Train Wreck Girl by Sean Carswell
Carswell, Sean, Train Wreck Girl. San Francisco: Manic D Press. 2008. paper,ISBN: 978-1-933149-21-9
Before I go any further, know that Train Wreck Girl will easily be one of the best novels of 2008. At 20 pages in, the earth paused. I remained absolutely entranced through the final page. Novels like this don’t happen very often, so pay attention.
Train Wreck Girl poses as a fairly straightforward story of a man traveling cross-country to flee his past, returning years later, only to re-immerse in all that he tried to originally escape. He’s outgrown this childhood town of Cocoa Beach, FL, but only in width. The slug line describes the narrative beautifully: One man’s quest to figure out what to do with his life now that it is too late for him to die young.
Beyond the immediately arresting imaginative structural elements (the first chapter is told as a countdown to New Year’s, 1999; some following chapters are told as itineraries outlining the protagonist’s day life) is a narrative so beautifully balanced between plot and character that it wasn’t uncommon for me to breeze through 50 pages without realizing a single blink.
The protagonist, Dan, for example, is a poor, seemingly uneducated man, yet carries an impressive cultural awareness that artfully dodges the dirty savant trope so common with “hard life” literature:
She called me white trash.

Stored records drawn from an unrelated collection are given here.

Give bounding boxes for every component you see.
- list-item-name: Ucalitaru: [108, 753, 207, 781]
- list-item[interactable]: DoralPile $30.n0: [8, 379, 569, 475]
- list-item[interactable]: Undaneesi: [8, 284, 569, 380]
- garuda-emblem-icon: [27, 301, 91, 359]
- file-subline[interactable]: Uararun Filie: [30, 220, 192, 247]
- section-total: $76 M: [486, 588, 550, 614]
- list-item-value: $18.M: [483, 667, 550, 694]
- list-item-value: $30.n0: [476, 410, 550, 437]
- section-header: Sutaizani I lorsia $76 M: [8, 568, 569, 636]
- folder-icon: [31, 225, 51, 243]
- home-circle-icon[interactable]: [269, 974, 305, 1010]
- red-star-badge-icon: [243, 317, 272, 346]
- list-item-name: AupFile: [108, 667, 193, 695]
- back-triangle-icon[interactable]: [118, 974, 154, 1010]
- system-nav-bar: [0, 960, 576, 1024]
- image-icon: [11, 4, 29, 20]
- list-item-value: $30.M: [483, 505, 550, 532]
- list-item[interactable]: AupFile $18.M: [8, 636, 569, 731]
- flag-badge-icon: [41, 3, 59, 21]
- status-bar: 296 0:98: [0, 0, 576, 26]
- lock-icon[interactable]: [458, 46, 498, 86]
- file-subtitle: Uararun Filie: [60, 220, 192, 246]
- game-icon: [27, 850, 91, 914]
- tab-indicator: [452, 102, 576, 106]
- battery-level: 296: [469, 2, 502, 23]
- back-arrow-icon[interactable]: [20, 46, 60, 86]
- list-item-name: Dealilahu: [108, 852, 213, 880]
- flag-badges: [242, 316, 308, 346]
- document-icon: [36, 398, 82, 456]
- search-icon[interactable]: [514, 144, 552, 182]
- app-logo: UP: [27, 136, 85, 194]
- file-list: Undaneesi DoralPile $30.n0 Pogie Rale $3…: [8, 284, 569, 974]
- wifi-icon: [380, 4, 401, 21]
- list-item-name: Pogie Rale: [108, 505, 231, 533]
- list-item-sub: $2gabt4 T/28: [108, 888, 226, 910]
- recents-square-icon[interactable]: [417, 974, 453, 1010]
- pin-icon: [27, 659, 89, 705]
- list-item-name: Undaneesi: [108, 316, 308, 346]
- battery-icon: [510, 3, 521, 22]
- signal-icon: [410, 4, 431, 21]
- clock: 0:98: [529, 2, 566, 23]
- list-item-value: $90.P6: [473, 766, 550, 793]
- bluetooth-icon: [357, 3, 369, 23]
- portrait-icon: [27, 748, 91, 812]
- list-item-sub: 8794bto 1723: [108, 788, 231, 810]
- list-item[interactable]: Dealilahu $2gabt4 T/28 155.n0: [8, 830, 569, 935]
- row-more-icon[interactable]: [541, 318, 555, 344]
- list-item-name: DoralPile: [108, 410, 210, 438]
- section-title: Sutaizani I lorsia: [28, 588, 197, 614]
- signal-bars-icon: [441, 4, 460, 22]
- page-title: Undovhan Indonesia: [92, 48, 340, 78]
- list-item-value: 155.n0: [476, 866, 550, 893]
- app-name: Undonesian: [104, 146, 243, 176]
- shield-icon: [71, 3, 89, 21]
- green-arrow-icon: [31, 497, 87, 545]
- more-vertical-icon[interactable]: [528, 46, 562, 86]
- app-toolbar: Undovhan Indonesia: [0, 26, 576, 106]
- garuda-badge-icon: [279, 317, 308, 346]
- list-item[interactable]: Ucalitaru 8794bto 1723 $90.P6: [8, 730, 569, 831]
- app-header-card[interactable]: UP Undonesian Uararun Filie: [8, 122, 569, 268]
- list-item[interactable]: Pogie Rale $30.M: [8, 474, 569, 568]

Which hurt. The “trash” part I can take. But I don’t know why she had to throw “white” in there. [pg. 18]
Or this observation, when introducing two of the narrator’s old friends:
Marigold wore a ring on her left ring finger. Christian didn’t. I took that to mean they were engaged. [pg. 45]
It is this uncanny ability to completely mine a character with initially apparent minutiae that allows Train Wreck Girl to avoid so many potential pitfalls into character-generic cliché. This could have easily been a simple crime novel, a straightforward road trip story, or even a terrible love story. But it isn’t. Perhaps it is this very ability to tease, while simultaneously comforting the reader that carries the novel.

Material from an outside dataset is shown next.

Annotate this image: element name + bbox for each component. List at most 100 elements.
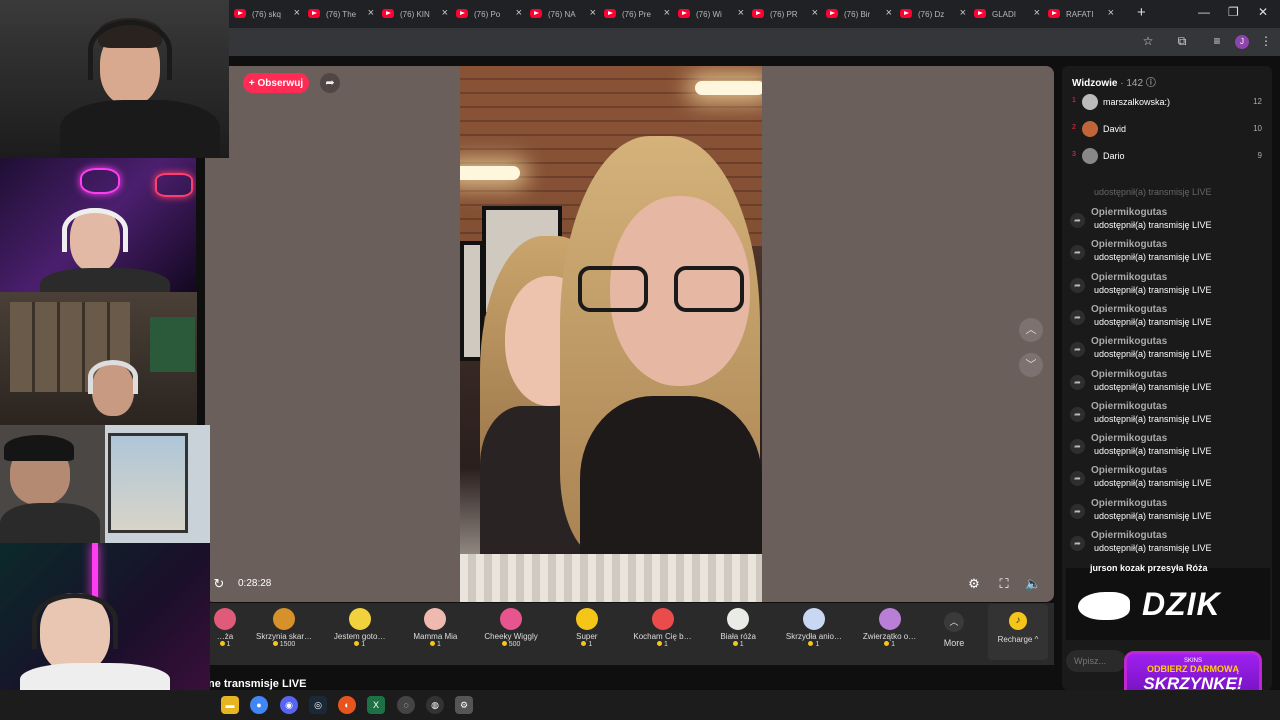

Here’s the ultimate test of a successful novel: can the story humanize a scene involving people farting on a corpse? Train Wreck Girl can, and does.
“Dirty savant trope.” Nice. It’s often as if authors WANT to write lower-class characters, yet are afraid those inherent linguistic limitations will reflect on their own literary abilities somehow, so they have to find some way to still get their verbosity in. But I like the way you say it better.
Hard to pull off, definitely, to impose faith in idiot characters and in you, the author, simultaneously.
Maybe “dirty savant trope” will show up in the NY Times crosswords someday; 15 Across: another name for strangely intelligent mainstay character at a bar.